Tra i tanti e plendidi borghi del Salento, Tricase rappresenta una delle destinazioni più interessanti per chi desidera conoscere un volto meno turistico della Puglia. Situata nel basso Salento, tra Lecce e Santa Maria di Leuca, questa località unisce il fascino dell’entroterra alle atmosfere della costa adriatica. Il risultato è un territorio che offre centri storici ben conservati, tradizioni ancora vive e un patrimonio naturalistico che richiama visitatori durante tutto l’anno.
A differenza delle località balneari più affollate, Tricase mantiene un ritmo più tranquillo e autentico. Qui il viaggio non si limita alle spiagge e al mare, ma passa attraverso vicoli storici, edifici nobiliari, antiche chiese e paesaggi che raccontano la storia di una delle aree più caratteristiche della Puglia meridionale.
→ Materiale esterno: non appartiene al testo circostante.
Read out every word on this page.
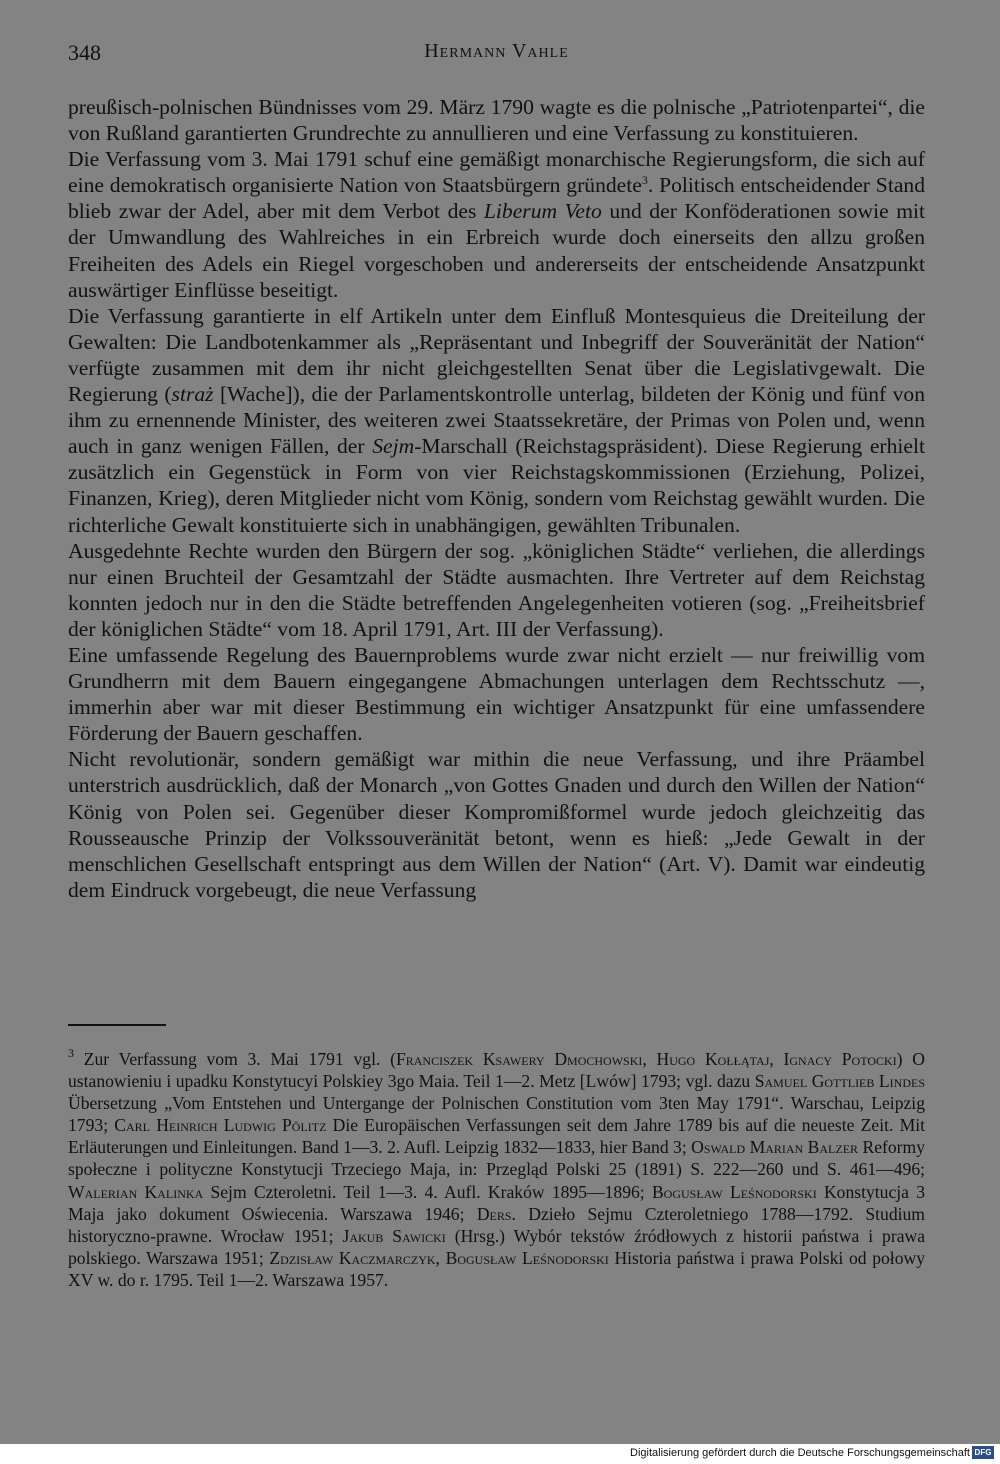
348	Hermann Vahle

preußisch-polnischen Bündnisses vom 29. März 1790 wagte es die polnische „Patriotenpartei“, die von Rußland garantierten Grundrechte zu annullieren und eine Verfassung zu konstituieren.

Die Verfassung vom 3. Mai 1791 schuf eine gemäßigt monarchische Regierungsform, die sich auf eine demokratisch organisierte Nation von Staatsbürgern gründete$^3$. Politisch entscheidender Stand blieb zwar der Adel, aber mit dem Verbot des Liberum Veto und der Konföderationen sowie mit der Umwandlung des Wahlreiches in ein Erbreich wurde doch einerseits den allzu großen Freiheiten des Adels ein Riegel vorgeschoben und andererseits der entscheidende Ansatzpunkt auswärtiger Einflüsse beseitigt.

Die Verfassung garantierte in elf Artikeln unter dem Einfluß Montesquieus die Dreiteilung der Gewalten: Die Landbotenkammer als „Repräsentant und Inbegriff der Souveränität der Nation“ verfügte zusammen mit dem ihr nicht gleichgestellten Senat über die Legislativgewalt. Die Regierung (straż [Wache]), die der Parlamentskontrolle unterlag, bildeten der König und fünf von ihm zu ernennende Minister, des weiteren zwei Staatssekretäre, der Primas von Polen und, wenn auch in ganz wenigen Fällen, der Sejm-Marschall (Reichstagspräsident). Diese Regierung erhielt zusätzlich ein Gegenstück in Form von vier Reichstagskommissionen (Erziehung, Polizei, Finanzen, Krieg), deren Mitglieder nicht vom König, sondern vom Reichstag gewählt wurden. Die richterliche Gewalt konstituierte sich in unabhängigen, gewählten Tribunalen.

Ausgedehnte Rechte wurden den Bürgern der sog. „königlichen Städte“ verliehen, die allerdings nur einen Bruchteil der Gesamtzahl der Städte ausmachten. Ihre Vertreter auf dem Reichstag konnten jedoch nur in den die Städte betreffenden Angelegenheiten votieren (sog. „Freiheitsbrief der königlichen Städte“ vom 18. April 1791, Art. III der Verfassung).

Eine umfassende Regelung des Bauernproblems wurde zwar nicht erzielt — nur freiwillig vom Grundherrn mit dem Bauern eingegangene Abmachungen unterlagen dem Rechtsschutz —, immerhin aber war mit dieser Bestimmung ein wichtiger Ansatzpunkt für eine umfassendere Förderung der Bauern geschaffen.

Nicht revolutionär, sondern gemäßigt war mithin die neue Verfassung, und ihre Präambel unterstrich ausdrücklich, daß der Monarch „von Gottes Gnaden und durch den Willen der Nation“ König von Polen sei. Gegenüber dieser Kompromißformel wurde jedoch gleichzeitig das Rousseausche Prinzip der Volkssouveränität betont, wenn es hieß: „Jede Gewalt in der menschlichen Gesellschaft entspringt aus dem Willen der Nation“ (Art. V). Damit war eindeutig dem Eindruck vorgebeugt, die neue Verfassung

$^3$ Zur Verfassung vom 3. Mai 1791 vgl. (Franciszek Ksawery Dmochowski, Hugo Kołłątaj, Ignacy Potocki) O ustanowieniu i upadku Konstytucyi Polskiey 3go Maia. Teil 1—2. Metz [Lwów] 1793; vgl. dazu Samuel Gottlieb Lindes Übersetzung „Vom Entstehen und Untergange der Polnischen Constitution vom 3ten May 1791“. Warschau, Leipzig 1793; Carl Heinrich Ludwig Pölitz Die Europäischen Verfassungen seit dem Jahre 1789 bis auf die neueste Zeit. Mit Erläuterungen und Einleitungen. Band 1—3. 2. Aufl. Leipzig 1832—1833, hier Band 3; Oswald Marian Balzer Reformy społeczne i polityczne Konstytucji Trzeciego Maja, in: Przegląd Polski 25 (1891) S. 222—260 und S. 461—496; Walerian Kalinka Sejm Czteroletni. Teil 1—3. 4. Aufl. Kraków 1895—1896; Bogusław Leśnodorski Konstytucja 3 Maja jako dokument Oświecenia. Warszawa 1946; Ders. Dzieło Sejmu Czteroletniego 1788—1792. Studium historyczno-prawne. Wrocław 1951; Jakub Sawicki (Hrsg.) Wybór tekstów źródłowych z historii państwa i prawa polskiego. Warszawa 1951; Zdzisław Kaczmarczyk, Bogusław Leśnodorski Historia państwa i prawa Polski od połowy XV w. do r. 1795. Teil 1—2. Warszawa 1957.
Digitalisierung gefördert durch die Deutsche Forschungsgemeinschaft DFG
Tricase tra centro storico e tradizioni del Salento
Il cuore del borgo si sviluppa nell’area storica, dove si possono osservare testimonianze architettoniche che raccontano secoli di storia. Passeggiando nel centro si incontrano palazzi signorili, corti interne e abitazioni costruite con la tipica pietra locale, elemento distintivo dell’architettura salentina.
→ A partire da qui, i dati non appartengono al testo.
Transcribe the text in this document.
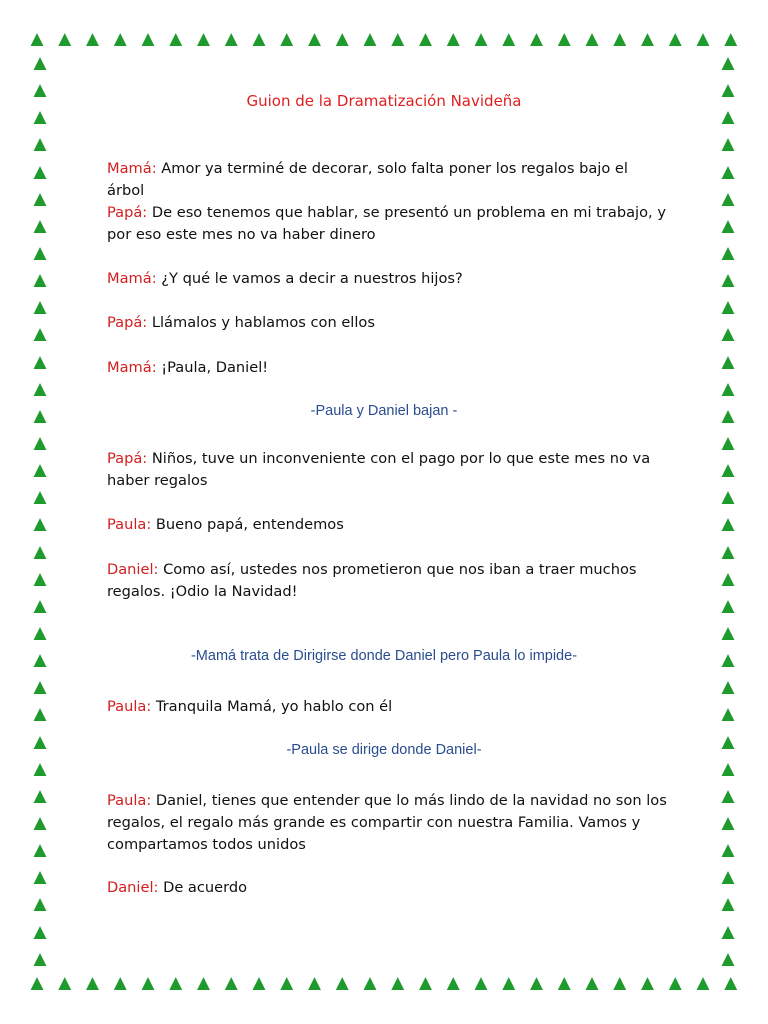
▲ ▲ ▲ ▲ ▲ ▲ ▲ ▲ ▲ ▲ ▲ ▲ ▲ ▲ ▲ ▲ ▲ ▲ ▲ ▲ ▲ ▲ ▲ ▲ ▲ ▲
▲ ▲ ▲ ▲ ▲ ▲ ▲ ▲ ▲ ▲ ▲ ▲ ▲ ▲ ▲ ▲ ▲ ▲ ▲ ▲ ▲ ▲ ▲ ▲ ▲ ▲
▲
▲
▲
▲
▲
▲
▲
▲
▲
▲
▲
▲
▲
▲
▲
▲
▲
▲
▲
▲
▲
▲
▲
▲
▲
▲
▲
▲
▲
▲
▲
▲
▲
▲
▲
▲
▲
▲
▲
▲
▲
▲
▲
▲
▲
▲
▲
▲
▲
▲
▲
▲
▲
▲
▲
▲
▲
▲
▲
▲
▲
▲
▲
▲
▲
▲
▲
▲
Guion de la Dramatización Navideña
Mamá: Amor ya terminé de decorar, solo falta poner los regalos bajo el árbol
Papá: De eso tenemos que hablar, se presentó un problema en mi trabajo, y por eso este mes no va haber dinero
Mamá: ¿Y qué le vamos a decir a nuestros hijos?
Papá: Llámalos y hablamos con ellos
Mamá: ¡Paula, Daniel!
-Paula y Daniel bajan -
Papá: Niños, tuve un inconveniente con el pago por lo que este mes no va haber regalos
Paula: Bueno papá, entendemos
Daniel: Como así, ustedes nos prometieron que nos iban a traer muchos regalos. ¡Odio la Navidad!
-Mamá trata de Dirigirse donde Daniel pero Paula lo impide-
Paula: Tranquila Mamá, yo hablo con él
-Paula se dirige donde Daniel-
Paula: Daniel, tienes que entender que lo más lindo de la navidad no son los regalos, el regalo más grande es compartir con nuestra Familia. Vamos y compartamos todos unidos
Daniel: De acuerdo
Tra gli edifici più rappresentativi spicca il Palazzo dei Principi Gallone, uno dei simboli della città. L’imponente complesso nasce dall’unione di strutture realizzate in epoche differenti e conserva ancora oggi l’aspetto che testimonia il potere delle famiglie nobili che hanno governato il territorio. La presenza di torri e ambienti storici rende questo edificio una delle tappe più interessanti per chi desidera approfondire la storia locale.
Un altro elemento caratteristico è rappresentato dagli edifici religiosi. La Chiesa di San Michele Arcangelo è uno dei principali luoghi di culto della città e custodisce importanti esempi di lavorazione della pietra leccese. Merita una visita anche la Chiesa di San Domenico, che conserva forme architettoniche riconducibili al barocco salentino.
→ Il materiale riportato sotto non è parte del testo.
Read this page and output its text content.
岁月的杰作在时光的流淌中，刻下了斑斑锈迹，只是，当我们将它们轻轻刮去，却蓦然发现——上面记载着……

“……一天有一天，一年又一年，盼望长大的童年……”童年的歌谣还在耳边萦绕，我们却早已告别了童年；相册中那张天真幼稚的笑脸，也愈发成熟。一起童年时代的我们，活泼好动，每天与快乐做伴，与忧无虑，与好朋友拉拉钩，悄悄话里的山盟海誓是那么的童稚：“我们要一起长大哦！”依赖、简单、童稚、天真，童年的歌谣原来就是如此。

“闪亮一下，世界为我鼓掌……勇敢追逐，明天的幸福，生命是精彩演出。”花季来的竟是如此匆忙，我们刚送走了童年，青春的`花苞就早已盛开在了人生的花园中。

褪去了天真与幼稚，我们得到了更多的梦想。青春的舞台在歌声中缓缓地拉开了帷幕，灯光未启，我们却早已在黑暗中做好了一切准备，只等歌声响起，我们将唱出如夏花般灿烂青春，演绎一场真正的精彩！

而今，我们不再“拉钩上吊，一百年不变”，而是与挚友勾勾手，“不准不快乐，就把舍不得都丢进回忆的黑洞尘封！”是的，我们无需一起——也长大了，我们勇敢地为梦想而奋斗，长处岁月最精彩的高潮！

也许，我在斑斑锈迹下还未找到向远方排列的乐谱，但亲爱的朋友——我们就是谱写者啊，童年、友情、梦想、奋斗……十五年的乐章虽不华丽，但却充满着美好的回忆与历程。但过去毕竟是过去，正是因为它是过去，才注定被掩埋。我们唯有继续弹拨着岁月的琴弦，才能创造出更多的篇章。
La vera ricchezza di Tricase, tuttavia, è l’atmosfera quotidiana che si respira nelle sue strade. Le attività artigianali, le piccole botteghe e la gastronomia locale permettono di entrare in contatto con una dimensione ancora profondamente legata alle tradizioni. È proprio questa autenticità a distinguere il borgo da molte altre destinazioni della costa pugliese.
Tricase Porto, Marina Serra e le meraviglie della costa
Se il centro storico racconta la storia del territorio, il versante marittimo mostra uno dei paesaggi più suggestivi del Salento. La frazione di Tricase Porto è il punto di riferimento per chi desidera vivere il mare lontano dalle località più affollate. Il piccolo porto conserva ancora oggi la sua identità legata alla pesca e offre scorci particolarmente apprezzati dagli amanti della fotografia e delle passeggiate sul lungomare.
Da qui è possibile raggiungere alcune delle zone naturalistiche più note della costa. Tra queste spicca Marina Serra, celebre per le sue piscine naturali scavate nella roccia. Le acque calme e trasparenti rendono quest’area una delle più frequentate durante la stagione estiva, ma anche nei mesi meno affollati rappresenta una meta ideale per escursioni e passeggiate panoramiche lungo la costa.
Un’altra attrazione molto conosciuta e poco lontana è la Grotta Verde, una cavità naturale che deve il proprio nome ai particolari riflessi prodotti dalla luce sull’acqua. Le tonalità che si creano all’interno della grotta attirano ogni anno numerosi visitatori e contribuiscono a rendere questa parte della costa una delle più affascinanti del basso Adriatico.
Il territorio di Tricase custodisce inoltre un patrimonio naturale di grande valore. Qui si trova la celebre Quercia Vallonea, considerata uno degli alberi più antichi e monumentali d’Italia. Con i suoi secoli di storia rappresenta una testimonianza straordinaria del paesaggio rurale salentino e una tappa interessante per chi desidera esplorare il territorio oltre il mare.